Despite this focus on allegedly terrible news for Trump’s presidency, the Republican National Committee highlighted multiple news stories favoring Trump’s re-election that flew under the radar.
CNN sent a reporter to “Democratic strongholds” in Minnesota and learned that more and more residents have found themselves aligning with Trump. “Folks here say they didn’t leave the Democratic Party,” CNN’s Martin Savidge reported, “the party left them.” Much of the reason Trump has earned their trust is his support for mining.
Trump’s re-election campaign also appears hopeful for their chances in New Mexico. Campaign Manager Brad Parscale tweeted last Tuesday that more than 45,000 people registered for the president’s rally in New Mexico, 94% of whom were from the state.

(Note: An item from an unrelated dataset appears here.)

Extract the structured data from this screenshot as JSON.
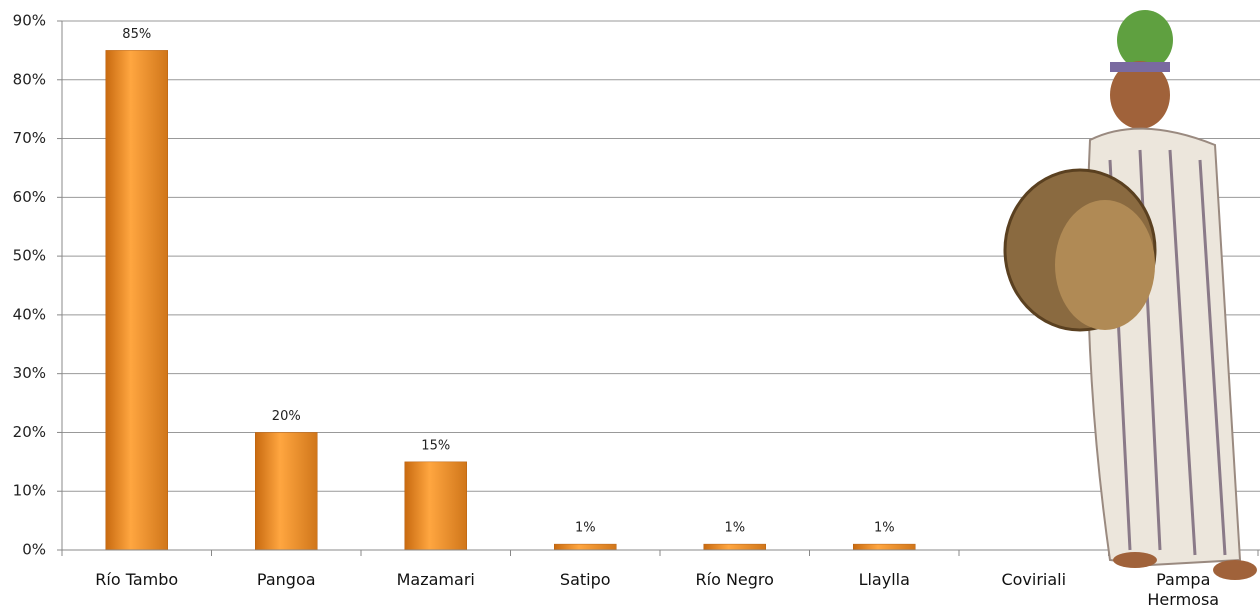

He also revealed that 48% of the attendees were women, and 40% were Latino.
The campaign is actively seeking to court New Mexico in 2020. Trump lost the state by 8 points to Hillary Clinton in 2016, yet campaign officials and some political analysts believes it’s in play for 2020. Rhiannon Samuel, director of the nonpartisan group Viante New Mexico, told a local news outlet last week that she would argue New Mexico is in play for Trump, adding that it “has been known to be a bellwether state.”
The RNC raised more than $23 million in August, The Daily Wire’s Molly Prince reported Saturday. They currently has 6.5 times as much cash-on-hand than the Democratic National Committee. The RNC has said it can use its additional cash to expand Trump’s re-election bid to states like Minnesota, New Mexico, and others.
The problem for Democrats, outside of reduced resources, is the implication that they have lost touch with the American people, just as CNN reported from Minnesota. McClatchy reported last week that swing-district Democrats are alienating large swaths of the population:
But like many Democratic candidates in competitive down-ballot races, [Democrat candidate Sri Preston] Kulkarni’s relatively moderate message and agenda are at times wildly at odds from some of his party’s leading contenders for the White House — particularly progressives Elizabeth Warren and Bernie Sanders.
It’s a disconnect some Democratic operatives worry will harm the party’s chances as they seek to maintain their House majority and take control of the Senate.
Another Democratic strategist told the outlet that the eventual nominee would need “a crash course” in how to “frame their message alongside what’s happening at the presidential ticket.”
New York City Mayor Bill de Blasio, who exited the Democratic primary last week, warned other candidates: “I talked to a lot of folks, including a lot of labor union members, who really don’t feel the Democratic Party has their back right now.”
All this is working against the Democrats, all while Bloomberg reported that the economy is not only growing, but surpassing expectations.